Targeting APE1/Ref-1 to alleviate formalin-induced pain and spinal neuro-inflammation in rats: a promising therapeutic approach.

BACKGROUND

Pain is a multifaceted condition intricately linked to inflammation, which plays a critical role in its onset and progression.

METHODS

To investigate the influence of APE1/Ref-1 on oxidative stress and inflammatory marker expression, we employed a hind paw sensitization model induced by formalin.
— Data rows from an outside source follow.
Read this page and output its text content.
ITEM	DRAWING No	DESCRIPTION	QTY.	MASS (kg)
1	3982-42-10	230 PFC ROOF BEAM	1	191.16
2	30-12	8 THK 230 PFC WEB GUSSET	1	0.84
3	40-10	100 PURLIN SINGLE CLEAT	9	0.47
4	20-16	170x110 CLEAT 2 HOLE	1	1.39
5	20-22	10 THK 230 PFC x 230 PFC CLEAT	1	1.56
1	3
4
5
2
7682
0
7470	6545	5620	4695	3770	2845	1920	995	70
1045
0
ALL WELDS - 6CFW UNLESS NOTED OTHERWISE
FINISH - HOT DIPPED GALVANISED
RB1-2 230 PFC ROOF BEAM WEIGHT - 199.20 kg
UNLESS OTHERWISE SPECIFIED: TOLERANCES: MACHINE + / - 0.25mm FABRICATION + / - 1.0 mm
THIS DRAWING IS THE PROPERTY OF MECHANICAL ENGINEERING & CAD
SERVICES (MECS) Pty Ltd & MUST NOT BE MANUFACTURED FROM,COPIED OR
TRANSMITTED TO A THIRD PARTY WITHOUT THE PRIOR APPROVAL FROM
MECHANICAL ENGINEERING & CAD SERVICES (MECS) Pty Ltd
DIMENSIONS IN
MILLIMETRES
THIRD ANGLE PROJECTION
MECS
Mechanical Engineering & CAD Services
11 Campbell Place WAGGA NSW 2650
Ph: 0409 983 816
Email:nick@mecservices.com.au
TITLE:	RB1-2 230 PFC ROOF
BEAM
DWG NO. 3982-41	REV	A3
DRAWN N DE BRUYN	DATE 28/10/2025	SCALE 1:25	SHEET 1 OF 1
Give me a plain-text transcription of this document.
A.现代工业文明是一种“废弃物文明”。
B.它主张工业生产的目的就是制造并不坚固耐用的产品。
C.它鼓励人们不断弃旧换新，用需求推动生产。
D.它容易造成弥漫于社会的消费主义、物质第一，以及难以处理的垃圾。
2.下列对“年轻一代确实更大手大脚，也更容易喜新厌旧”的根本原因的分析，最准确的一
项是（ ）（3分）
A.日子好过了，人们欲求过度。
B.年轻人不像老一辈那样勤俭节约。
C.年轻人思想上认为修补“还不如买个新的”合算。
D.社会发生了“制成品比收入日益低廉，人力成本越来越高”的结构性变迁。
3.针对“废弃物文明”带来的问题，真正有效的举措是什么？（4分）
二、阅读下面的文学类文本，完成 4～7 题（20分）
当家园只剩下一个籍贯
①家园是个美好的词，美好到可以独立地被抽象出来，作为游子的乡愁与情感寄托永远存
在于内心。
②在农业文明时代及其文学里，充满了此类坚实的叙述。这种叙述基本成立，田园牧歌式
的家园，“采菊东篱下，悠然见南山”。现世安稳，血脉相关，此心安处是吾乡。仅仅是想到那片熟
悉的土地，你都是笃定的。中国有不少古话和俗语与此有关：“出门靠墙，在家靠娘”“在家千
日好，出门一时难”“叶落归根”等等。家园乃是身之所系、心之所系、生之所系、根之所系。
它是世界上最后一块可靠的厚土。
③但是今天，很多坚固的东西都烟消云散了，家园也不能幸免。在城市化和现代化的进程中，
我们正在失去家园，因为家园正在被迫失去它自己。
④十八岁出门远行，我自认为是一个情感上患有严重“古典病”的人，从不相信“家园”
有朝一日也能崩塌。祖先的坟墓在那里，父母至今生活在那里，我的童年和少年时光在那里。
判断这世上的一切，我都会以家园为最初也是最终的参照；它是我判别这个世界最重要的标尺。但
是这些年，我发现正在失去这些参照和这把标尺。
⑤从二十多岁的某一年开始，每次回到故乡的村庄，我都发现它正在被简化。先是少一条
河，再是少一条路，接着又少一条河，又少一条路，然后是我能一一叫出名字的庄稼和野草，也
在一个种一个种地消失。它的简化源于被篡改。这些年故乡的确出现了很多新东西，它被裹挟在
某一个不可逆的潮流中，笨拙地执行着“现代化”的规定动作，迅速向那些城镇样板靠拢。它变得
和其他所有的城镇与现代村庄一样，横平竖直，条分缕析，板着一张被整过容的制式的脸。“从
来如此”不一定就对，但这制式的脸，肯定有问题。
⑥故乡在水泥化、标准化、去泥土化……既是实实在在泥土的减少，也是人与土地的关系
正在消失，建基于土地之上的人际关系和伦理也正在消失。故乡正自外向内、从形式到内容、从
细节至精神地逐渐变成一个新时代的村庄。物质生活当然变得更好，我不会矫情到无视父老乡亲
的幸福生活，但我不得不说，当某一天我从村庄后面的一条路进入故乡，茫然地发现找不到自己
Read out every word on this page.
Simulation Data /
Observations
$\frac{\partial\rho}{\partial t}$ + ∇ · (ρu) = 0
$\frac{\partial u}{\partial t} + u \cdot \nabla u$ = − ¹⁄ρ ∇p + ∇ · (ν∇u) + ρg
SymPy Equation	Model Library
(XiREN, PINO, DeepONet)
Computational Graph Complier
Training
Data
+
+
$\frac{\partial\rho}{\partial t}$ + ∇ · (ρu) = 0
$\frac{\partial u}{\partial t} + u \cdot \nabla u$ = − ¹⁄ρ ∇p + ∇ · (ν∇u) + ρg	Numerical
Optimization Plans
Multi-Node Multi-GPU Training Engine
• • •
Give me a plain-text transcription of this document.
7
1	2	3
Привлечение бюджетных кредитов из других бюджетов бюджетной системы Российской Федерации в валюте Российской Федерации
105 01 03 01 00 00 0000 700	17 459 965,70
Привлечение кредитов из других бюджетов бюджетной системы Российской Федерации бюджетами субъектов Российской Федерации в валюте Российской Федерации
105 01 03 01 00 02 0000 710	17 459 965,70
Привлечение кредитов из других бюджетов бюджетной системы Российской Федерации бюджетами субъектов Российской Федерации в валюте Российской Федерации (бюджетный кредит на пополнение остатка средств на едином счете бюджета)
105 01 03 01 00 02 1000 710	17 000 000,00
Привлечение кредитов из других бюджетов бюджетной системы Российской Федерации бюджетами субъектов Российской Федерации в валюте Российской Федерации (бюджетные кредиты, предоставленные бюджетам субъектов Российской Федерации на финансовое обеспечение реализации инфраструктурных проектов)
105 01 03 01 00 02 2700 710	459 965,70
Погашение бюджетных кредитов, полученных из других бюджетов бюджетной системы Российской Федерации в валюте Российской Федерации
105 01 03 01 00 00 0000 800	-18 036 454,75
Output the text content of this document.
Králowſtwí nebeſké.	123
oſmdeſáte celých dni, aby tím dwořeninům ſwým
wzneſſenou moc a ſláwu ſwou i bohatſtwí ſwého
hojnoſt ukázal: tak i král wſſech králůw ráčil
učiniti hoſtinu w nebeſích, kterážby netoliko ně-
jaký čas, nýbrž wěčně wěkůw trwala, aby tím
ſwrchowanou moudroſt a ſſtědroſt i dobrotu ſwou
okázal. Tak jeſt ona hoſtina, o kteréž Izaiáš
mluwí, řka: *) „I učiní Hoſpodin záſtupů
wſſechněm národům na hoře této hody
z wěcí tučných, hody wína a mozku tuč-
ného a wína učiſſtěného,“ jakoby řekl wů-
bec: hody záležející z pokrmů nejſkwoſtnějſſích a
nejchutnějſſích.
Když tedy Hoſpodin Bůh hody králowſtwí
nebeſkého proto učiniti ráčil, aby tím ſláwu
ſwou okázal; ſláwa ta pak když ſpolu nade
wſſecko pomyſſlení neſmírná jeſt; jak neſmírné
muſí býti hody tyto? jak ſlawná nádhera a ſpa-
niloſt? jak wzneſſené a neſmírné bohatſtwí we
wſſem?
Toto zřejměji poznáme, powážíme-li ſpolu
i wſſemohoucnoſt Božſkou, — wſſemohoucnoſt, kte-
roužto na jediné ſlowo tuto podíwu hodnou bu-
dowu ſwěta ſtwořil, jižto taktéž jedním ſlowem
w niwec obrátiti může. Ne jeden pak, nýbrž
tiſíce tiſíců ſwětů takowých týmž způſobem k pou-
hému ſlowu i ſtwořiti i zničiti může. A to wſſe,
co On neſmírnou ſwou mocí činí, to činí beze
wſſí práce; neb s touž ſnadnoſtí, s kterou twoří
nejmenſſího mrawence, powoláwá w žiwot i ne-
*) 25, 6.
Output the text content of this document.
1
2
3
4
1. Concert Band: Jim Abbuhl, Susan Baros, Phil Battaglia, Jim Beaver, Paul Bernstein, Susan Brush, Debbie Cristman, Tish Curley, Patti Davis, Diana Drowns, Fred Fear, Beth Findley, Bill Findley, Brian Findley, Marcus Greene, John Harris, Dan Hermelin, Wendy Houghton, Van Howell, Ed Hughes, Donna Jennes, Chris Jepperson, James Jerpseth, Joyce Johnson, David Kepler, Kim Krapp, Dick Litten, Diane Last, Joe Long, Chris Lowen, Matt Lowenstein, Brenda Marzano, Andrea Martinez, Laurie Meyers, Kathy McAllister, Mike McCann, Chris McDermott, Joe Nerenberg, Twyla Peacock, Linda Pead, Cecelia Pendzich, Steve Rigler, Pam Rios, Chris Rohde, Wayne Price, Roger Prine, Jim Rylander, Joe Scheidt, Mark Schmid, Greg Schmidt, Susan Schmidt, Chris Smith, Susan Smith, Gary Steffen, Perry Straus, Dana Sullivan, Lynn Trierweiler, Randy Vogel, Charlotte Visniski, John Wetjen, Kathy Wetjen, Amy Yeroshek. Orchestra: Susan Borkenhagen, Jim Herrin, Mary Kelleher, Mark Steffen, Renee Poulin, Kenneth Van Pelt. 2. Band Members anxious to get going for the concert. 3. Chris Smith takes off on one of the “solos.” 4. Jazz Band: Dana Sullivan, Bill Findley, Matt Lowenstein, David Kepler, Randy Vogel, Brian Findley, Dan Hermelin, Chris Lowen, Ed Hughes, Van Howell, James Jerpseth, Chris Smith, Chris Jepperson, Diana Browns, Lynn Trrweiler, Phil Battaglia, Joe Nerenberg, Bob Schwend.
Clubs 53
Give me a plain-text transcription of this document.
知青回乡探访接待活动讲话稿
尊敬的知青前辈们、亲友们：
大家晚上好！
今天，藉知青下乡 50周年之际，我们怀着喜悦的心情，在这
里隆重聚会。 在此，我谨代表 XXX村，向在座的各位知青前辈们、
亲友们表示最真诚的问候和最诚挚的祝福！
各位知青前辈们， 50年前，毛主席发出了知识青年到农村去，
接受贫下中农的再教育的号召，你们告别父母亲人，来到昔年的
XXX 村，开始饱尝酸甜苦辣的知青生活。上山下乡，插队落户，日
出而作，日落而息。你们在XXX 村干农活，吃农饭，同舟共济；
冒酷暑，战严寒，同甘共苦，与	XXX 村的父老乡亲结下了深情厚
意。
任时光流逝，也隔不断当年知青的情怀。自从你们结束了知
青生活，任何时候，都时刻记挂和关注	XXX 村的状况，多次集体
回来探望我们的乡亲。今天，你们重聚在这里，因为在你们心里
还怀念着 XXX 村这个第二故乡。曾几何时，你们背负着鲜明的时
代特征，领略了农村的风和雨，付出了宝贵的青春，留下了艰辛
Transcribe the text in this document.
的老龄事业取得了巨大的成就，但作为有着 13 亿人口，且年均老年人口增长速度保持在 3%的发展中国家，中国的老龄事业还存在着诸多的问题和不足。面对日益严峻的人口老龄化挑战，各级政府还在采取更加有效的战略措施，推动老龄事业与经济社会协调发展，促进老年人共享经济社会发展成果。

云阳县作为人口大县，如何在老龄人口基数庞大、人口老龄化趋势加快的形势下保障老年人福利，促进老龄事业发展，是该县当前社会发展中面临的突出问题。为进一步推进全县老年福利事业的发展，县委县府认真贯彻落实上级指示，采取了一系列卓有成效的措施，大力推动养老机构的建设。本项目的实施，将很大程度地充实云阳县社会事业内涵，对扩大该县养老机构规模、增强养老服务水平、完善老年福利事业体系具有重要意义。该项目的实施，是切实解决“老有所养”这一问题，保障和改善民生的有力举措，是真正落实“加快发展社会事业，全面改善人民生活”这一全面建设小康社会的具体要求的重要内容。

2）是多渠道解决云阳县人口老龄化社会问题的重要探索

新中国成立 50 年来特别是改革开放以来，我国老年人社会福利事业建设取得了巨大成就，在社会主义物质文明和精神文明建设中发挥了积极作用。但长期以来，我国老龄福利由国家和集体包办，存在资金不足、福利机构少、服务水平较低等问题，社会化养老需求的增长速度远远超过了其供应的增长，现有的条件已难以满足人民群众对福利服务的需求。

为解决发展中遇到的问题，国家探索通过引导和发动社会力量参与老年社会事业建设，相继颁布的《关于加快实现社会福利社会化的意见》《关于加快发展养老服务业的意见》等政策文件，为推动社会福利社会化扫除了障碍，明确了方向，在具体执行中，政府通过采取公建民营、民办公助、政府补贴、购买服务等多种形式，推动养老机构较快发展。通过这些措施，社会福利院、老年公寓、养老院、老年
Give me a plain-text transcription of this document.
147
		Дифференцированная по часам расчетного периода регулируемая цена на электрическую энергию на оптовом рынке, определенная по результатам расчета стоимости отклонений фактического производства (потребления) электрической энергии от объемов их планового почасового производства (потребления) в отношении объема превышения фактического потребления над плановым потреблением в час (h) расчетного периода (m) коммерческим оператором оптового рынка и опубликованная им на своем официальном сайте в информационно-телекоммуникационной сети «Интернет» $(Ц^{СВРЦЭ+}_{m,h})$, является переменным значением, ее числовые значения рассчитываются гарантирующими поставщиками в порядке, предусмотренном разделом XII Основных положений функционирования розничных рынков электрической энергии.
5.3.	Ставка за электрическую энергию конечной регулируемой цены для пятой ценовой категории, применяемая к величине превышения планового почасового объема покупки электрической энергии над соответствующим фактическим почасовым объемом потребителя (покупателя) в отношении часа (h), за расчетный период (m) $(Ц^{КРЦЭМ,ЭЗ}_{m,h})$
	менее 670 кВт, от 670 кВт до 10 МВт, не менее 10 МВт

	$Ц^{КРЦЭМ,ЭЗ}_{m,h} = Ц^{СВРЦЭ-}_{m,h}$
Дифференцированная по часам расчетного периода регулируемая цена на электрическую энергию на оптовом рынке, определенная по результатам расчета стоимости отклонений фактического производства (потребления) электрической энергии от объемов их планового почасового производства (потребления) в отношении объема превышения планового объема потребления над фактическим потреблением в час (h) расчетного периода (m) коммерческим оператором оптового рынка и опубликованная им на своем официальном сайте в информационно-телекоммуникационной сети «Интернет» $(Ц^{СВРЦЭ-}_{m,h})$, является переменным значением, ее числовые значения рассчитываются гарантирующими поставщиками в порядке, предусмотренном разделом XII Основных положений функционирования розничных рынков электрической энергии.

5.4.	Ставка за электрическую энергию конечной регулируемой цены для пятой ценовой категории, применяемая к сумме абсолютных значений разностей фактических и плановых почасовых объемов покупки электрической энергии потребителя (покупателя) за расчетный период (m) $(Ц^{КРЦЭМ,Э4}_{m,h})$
We inhibited the redox function of APE1 using E3330 and assessed its effects on pain behavior. Mitochondrial morphology was examined via electron microscopy, and the impact on dopaminergic signaling alongside bioinformatics analyses to explore potential E3330 binding to dopamine receptors.

RESULTS

Administration of E3330 in formalin-induced rats resulted in improved pain thresholds, as evidenced by behavioral assessments. Notably, E3330 treatment maintained normal APE1/Ref-1 levels and promoted a more organized mitochondrial structure. Administration of E3330 correlated with increased dopamine levels, a decrease in the mRNA expression of dopamine receptors DRD1 and DRD5, and a restoration of DRD2 expression in the ipsilateral spinal cords. Moreover, E3330 administration significantly reduced the expression of key inflammatory mediators including inflammasome markers. Our bioinformatics analysis using Molecular Operating Environment software indicated that E3330 possibly interacts with critical active sites within specific dopamine receptor pocket as preliminary results.

CONCLUSION

These findings suggest that E3330 may modulate pain signaling pathways from the periphery to the spinal cord, offering a novel approach for the management of inflammatory pain conditions, potentially through the modulation of the dopaminergic signaling pathway. Further research is warranted to elucidate E3330's role in regulating central nervous system pain signal transmission, as it emerges as a promising therapeutic candidate in clinical contexts.